In practice, you will need to setup a flake with a host config like: (Just an example, configure it however you like!)
{
lib,
pkgs,
...
}: {
imports = [
./disk-config.nix
./hardware-configuration.nix
...
];
disko.devices = {
disk.main = {
type = "disk";
device = "/dev/sda";
content = {
type = "gpt";
partitions = {
boot = {
size = "1M";
type = "EF02";
};
esp = {
size = "512M";
type = "EF00";
content = {
type = "filesystem";
format = "vfat";
mountpoint = "/boot";
mountOptions = [
"umask=0077"
];
};
};
root = {
size = "100%";
content = {
type = "filesystem";
format = "ext4";
extraArgs = [
"-L"
"nixos"
];
mountpoint = "/";
};
};
};
};
};
};
nix.package = lib.mkDefault pkgs.lixPackageSets.stable.lix;
nix.settings = {
experimental-features = [
"nix-command"
"flakes"
];
};
nix.gc = {
automatic = true;
dates = "weekly";
options = "--delete-older-than 14d";
};
nix.optimise = {
automatic = true;
dates = ["weekly"];
};
nixpkgs.config.allowUnfree = true;
boot.loader.efi.canTouchEfiVariables = false;
boot.loader.grub = {
enable = true;
efiSupport = true;
efiInstallAsRemovable = true;
};
boot.kernelParams = ["console=ttyS0,115200n8"];
networking.hostName = "hetzner";
networking.useDHCP = lib.mkDefault true;
networking.firewall = {
allowPing = true;
allowedTCPPorts = [
22
80
443
];
};
services.openssh = {
enable = true;
openFirewall = true;
settings = {
PermitRootLogin = "prohibit-password";
};
};
services.qemuGuest.enable = true;
services.fstrim.enable = true;
security.sudo.wheelNeedsPassword = false;
time.timeZone = "America/Los_Angeles";
i18n.defaultLocale = "en_US.UTF-8";
environment.systemPackages = with pkgs; [
btop
curl
git
vim
wget
];
system.stateVersion = "25.11";
}Then you can run nix run .#nixos-anywhere -- --build-on remote --flake .#hetzner root@<hetzner-ip> to get it to install automatically!
Migrating Services
At this point, your server should be switched over to NixOS and from this point on, you can continue to work on your config and switch it by running nixos-rebuild switch --flake .#hetzner --target-host root@<hetzner-ip> --build-host root@<hetzner-ip>, which means it’s time to migrate the services over.
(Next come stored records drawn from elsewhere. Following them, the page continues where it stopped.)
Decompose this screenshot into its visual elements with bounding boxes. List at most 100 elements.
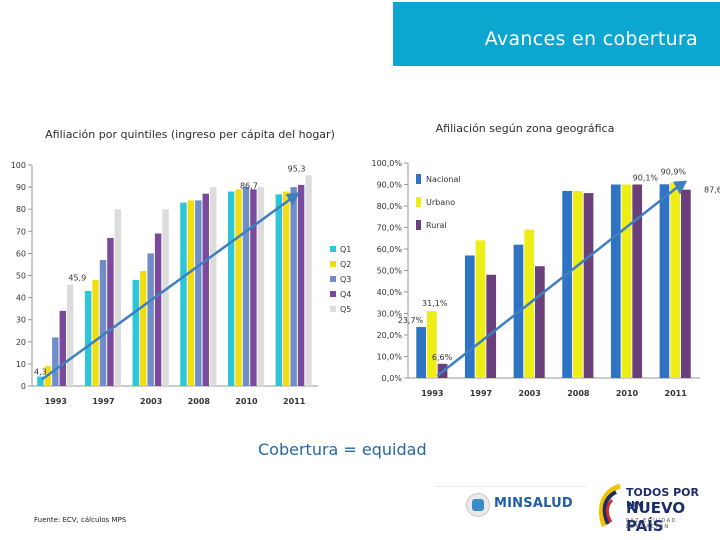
- bar-q5-2011: [305, 175, 312, 386]
- y-tick-label: 30,0%: [377, 310, 403, 319]
- bar-nacional-2010: [610, 184, 621, 378]
- brand-arc-icon: [598, 483, 621, 527]
- legend-label-urbano: Urbano: [426, 198, 455, 207]
- bar-urbano-1993: [426, 311, 437, 378]
- legend-label-q3: Q3: [340, 275, 351, 284]
- data-label: 86,7: [240, 181, 258, 190]
- legend-label-rural: Rural: [426, 221, 447, 230]
- gobierno-line3: PAZ EQUIDAD EDUCACIÓN: [626, 518, 677, 530]
- title-banner: Avances en cobertura: [393, 2, 720, 66]
- x-tick-label: 1993: [421, 389, 443, 398]
- x-tick-label: 2008: [567, 389, 590, 398]
- bar-q4-2011: [297, 184, 305, 386]
- x-tick-label: 2010: [235, 397, 258, 406]
- x-tick-label: 2003: [519, 389, 541, 398]
- bar-rural-2010: [632, 184, 643, 378]
- bar-nacional-1993: [416, 327, 426, 378]
- bar-q2-2011: [283, 191, 290, 386]
- bar-q3-2003: [147, 253, 154, 386]
- bar-q3-2011: [290, 187, 297, 386]
- bar-q1-2011: [275, 194, 283, 386]
- bar-q5-1997: [114, 209, 122, 386]
- source-note: Fuente: ECV, cálculos MPS: [34, 516, 127, 524]
- x-tick-label: 2011: [665, 389, 688, 398]
- bar-q1-1993: [37, 376, 44, 386]
- x-tick-label: 2010: [616, 389, 639, 398]
- bar-q1-2003: [132, 279, 140, 386]
- legend-label-q1: Q1: [340, 245, 351, 254]
- minsalud-text: MINSALUD: [494, 496, 573, 511]
- x-tick-label: 2003: [140, 397, 162, 406]
- bar-rural-1997: [486, 274, 497, 378]
- gobierno-line1: TODOS POR UN: [626, 486, 699, 512]
- bar-q4-2008: [202, 193, 209, 386]
- bar-urbano-1997: [475, 240, 486, 378]
- bar-q1-1997: [84, 290, 92, 386]
- legend-swatch-q2: [330, 261, 336, 267]
- legend-swatch-q3: [330, 276, 336, 282]
- bar-q3-1993: [52, 337, 59, 386]
- y-tick-label: 40,0%: [377, 288, 403, 297]
- y-tick-label: 50: [16, 272, 26, 281]
- chart2-title: Afiliación según zona geográfica: [435, 122, 615, 135]
- x-tick-label: 2008: [188, 397, 211, 406]
- y-tick-label: 100,0%: [371, 159, 402, 168]
- trend-arrow-line: [41, 197, 293, 381]
- data-label: 23,7%: [398, 316, 424, 325]
- trend-arrow-head: [673, 180, 688, 195]
- legend-label-q4: Q4: [340, 290, 351, 299]
- bar-q2-2008: [187, 200, 195, 386]
- bar-q2-1997: [92, 279, 99, 386]
- y-tick-label: 70: [16, 227, 26, 236]
- legend-swatch-urbano: [416, 197, 421, 207]
- bar-q2-2003: [140, 271, 147, 386]
- bar-q4-1997: [107, 237, 114, 386]
- legend-swatch-rural: [416, 220, 421, 230]
- x-tick-label: 1993: [45, 397, 67, 406]
- trend-arrow-head: [285, 192, 300, 207]
- y-tick-label: 100: [11, 161, 26, 170]
- bar-q5-2008: [209, 187, 217, 386]
- bar-urbano-2008: [572, 190, 583, 378]
- bar-q5-2003: [162, 209, 169, 386]
- nuevo-pais-logo: TODOS POR UN NUEVO PAÍS PAZ EQUIDAD EDUC…: [590, 472, 720, 540]
- bar-q4-1993: [59, 310, 66, 386]
- data-label: 90,9%: [661, 168, 687, 177]
- y-tick-label: 70,0%: [377, 224, 403, 233]
- y-tick-label: 90: [16, 183, 26, 192]
- y-tick-label: 40: [16, 294, 26, 303]
- data-label: 31,1%: [422, 299, 448, 308]
- chart1-title: Afiliación por quintiles (ingreso per cá…: [45, 128, 335, 141]
- data-label: 87,6%: [704, 186, 720, 195]
- data-label: 90,1%: [633, 173, 659, 182]
- y-tick-label: 20: [16, 338, 26, 347]
- y-tick-label: 0: [21, 382, 26, 391]
- bar-q5-2010: [257, 187, 265, 386]
- coat-of-arms-icon: [466, 493, 490, 517]
- bar-q1-2010: [227, 191, 235, 386]
- x-tick-label: 1997: [92, 397, 114, 406]
- quintile-chart: 0 10 20 30 40 50 60 70 80 90 100 1993 1997 2003 2008 20…: [11, 161, 352, 406]
- legend-swatch-q4: [330, 291, 336, 297]
- data-label: 4,3: [34, 367, 47, 376]
- bar-rural-2011: [681, 189, 691, 378]
- x-tick-label: 2011: [283, 397, 306, 406]
- bar-q2-2010: [235, 189, 242, 386]
- zone-chart: 0,0% 10,0% 20,0% 30,0% 40,0% 50,0% 60,0% 70,0% 8…: [371, 159, 720, 398]
- y-tick-label: 80,0%: [377, 202, 403, 211]
- trend-arrow-line: [436, 185, 679, 377]
- legend-label-q2: Q2: [340, 260, 351, 269]
- legend-swatch-q1: [330, 246, 336, 252]
- y-tick-label: 90,0%: [377, 181, 403, 190]
- y-tick-label: 80: [16, 205, 26, 214]
- y-tick-label: 30: [16, 316, 26, 325]
- legend-swatch-nacional: [416, 174, 421, 184]
- bar-rural-2003: [535, 266, 545, 378]
- y-tick-label: 10,0%: [377, 353, 403, 362]
- bar-q4-2010: [250, 189, 257, 386]
- bar-q5-1993: [66, 284, 74, 386]
- bar-nacional-1997: [464, 255, 475, 378]
- bar-urbano-2010: [621, 184, 632, 378]
- legend-swatch-q5: [330, 306, 336, 312]
- y-tick-label: 20,0%: [377, 331, 403, 340]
There are no critical production services on my cluster per se so I just opted for the easiest way to migrate them, shut it down first. Move it over and cut over the domain name. They all pretty much follow the same procedure: scale down deployments, detach disk volume from k8s agent, attach to the new server, copy data to new volume, start service on the new server and finally point the domain name over.
To deploy secrets, I used agenix so I can encrypt the secrets and just track it in the repo.
Using LLM to Migrate Services
I collapsed this section by default as I understand some people does not like the usage of LLM.
I did use
codexto help with this process. I basically gave it access to the cluster via kubectl and ask it to get a lay of the land and to plan for a migration. Then I tell it to do things one-by-one: including writing a script to fetch secrets from kubernetes that pipes into agenix for encryption (which does not pipes into stdout nor get saved, so it should not be in the LLM transcript). I need to manually jump in a couple times to detach/attach disk volumes here. I’m sure I can automate this too but I see this as a good checkpoint anyway.This greatly saved my time between translating myriads of YAML files into Nix.
Final Results
The migration reduces my footprint from 4x CPX21 and various other associated resources totalling ~€55 down to just 1x CPX41, which is overly provisioned. We can probably just run this on a singular CPX21 which would just cost us €12.
The cost was not the driving reason though. This setup is much more easier to maintain and deploy. The old setup required two repos (terraform and k8s yamls) to maintain and the new one is just a singular nix flake to keep track of.
We can probably also migrate some services off container and use lightweight namespace or even just plain systemd unit as well.